Le bilinguisme est-il un atout ?

La mobilité croissante des personnes, les mariages mixtes ainsi que la volonté politique d’introduire de plus en plus tôt une première langue vivante dans les écoles – et deux langues vivantes avant l’entrée en sixième selon la recommandation de la Commission européenne – font que beaucoup d’enfants sont aujourd’hui confrontés très tôt à plusieurs langues.

En dépit de cette évolution sociétale, le bilinguisme continue à susciter autant de craintes que d’enthousiasme. « Mieux vaut bien apprendre le français avant d’entamer l’apprentissage d’une autre langue », « si l’enfant mélange ses deux langues, il vaut mieux qu’il n’en utilise qu’une »…, autant d’affirmations qui résistent encore aux nombreux démentis apportés par la recherche. Ces idées reçues concernant la prétendue nocivité du bilinguisme semblent avoir la vie particulièrement dure dans certains pays où le monolinguisme a longtemps été le modèle. On oublie que le monolingue est l’exception : selon l’Unesco, les deux tiers de la population mondiale parlent quotidiennement plus d’une langue.
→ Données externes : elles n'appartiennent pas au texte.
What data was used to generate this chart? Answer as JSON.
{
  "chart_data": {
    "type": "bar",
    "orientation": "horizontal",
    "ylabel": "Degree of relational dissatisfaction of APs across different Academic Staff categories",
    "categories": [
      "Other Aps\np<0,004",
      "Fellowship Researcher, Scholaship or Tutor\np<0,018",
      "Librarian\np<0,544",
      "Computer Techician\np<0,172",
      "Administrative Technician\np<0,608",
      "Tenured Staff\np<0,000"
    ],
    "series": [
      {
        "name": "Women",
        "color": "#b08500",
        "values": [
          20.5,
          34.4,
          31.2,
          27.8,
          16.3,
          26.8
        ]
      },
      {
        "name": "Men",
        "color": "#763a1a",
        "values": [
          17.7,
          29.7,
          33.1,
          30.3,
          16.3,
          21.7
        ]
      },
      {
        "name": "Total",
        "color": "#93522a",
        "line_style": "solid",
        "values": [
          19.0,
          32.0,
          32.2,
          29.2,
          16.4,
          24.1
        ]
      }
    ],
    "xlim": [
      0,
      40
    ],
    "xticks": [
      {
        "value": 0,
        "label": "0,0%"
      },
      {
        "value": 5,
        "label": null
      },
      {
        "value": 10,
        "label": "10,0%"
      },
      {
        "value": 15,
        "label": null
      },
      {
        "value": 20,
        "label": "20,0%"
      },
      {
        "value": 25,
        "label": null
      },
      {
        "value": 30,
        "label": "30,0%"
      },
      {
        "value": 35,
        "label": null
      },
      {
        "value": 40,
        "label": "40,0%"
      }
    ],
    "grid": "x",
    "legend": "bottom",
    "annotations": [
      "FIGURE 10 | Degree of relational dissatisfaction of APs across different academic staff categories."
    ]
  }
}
La grande majorité des études psycholinguistiques montrent que l’apprentissage simultané de deux langues présente surtout des avantages pour les enfants. Les nourrissons sont prédisposés à acquérir, stocker et différencier deux ou trois langues. Le cerveau de l’enfant n’est pas surchargé par le bilinguisme mais stimulé par celui-ci. Ellen Bialystok, professeure de psychologie à l’université de York (Canada), considère le bilinguisme comme une forme de fitness pour le cerveau qui en tirerait des bénéfices comparables à ceux de l’exercice physique pour le corps. À condition que l’acquisition des deux langues se fasse de manière naturelle et continue. D’où le malentendu au sujet du double semi-linguisme : les diffi­cultés des enfants migrants s’expliquent souvent par des raisons socio-économiques indépendantes du bilinguisme. En outre, les recherches ont montré que l’arrêt brutal du processus d’acquisition de la langue maternelle, renforcé par la rupture d’usage de cette langue par des parents croyant bien faire ainsi que par le rejet à l’école de la langue familiale, représente une forme d’amputation linguistique empêchant tout bilinguisme équilibré. Le fait de ne pas maintenir les deux langues freine le développement dans chacune d’elles 1.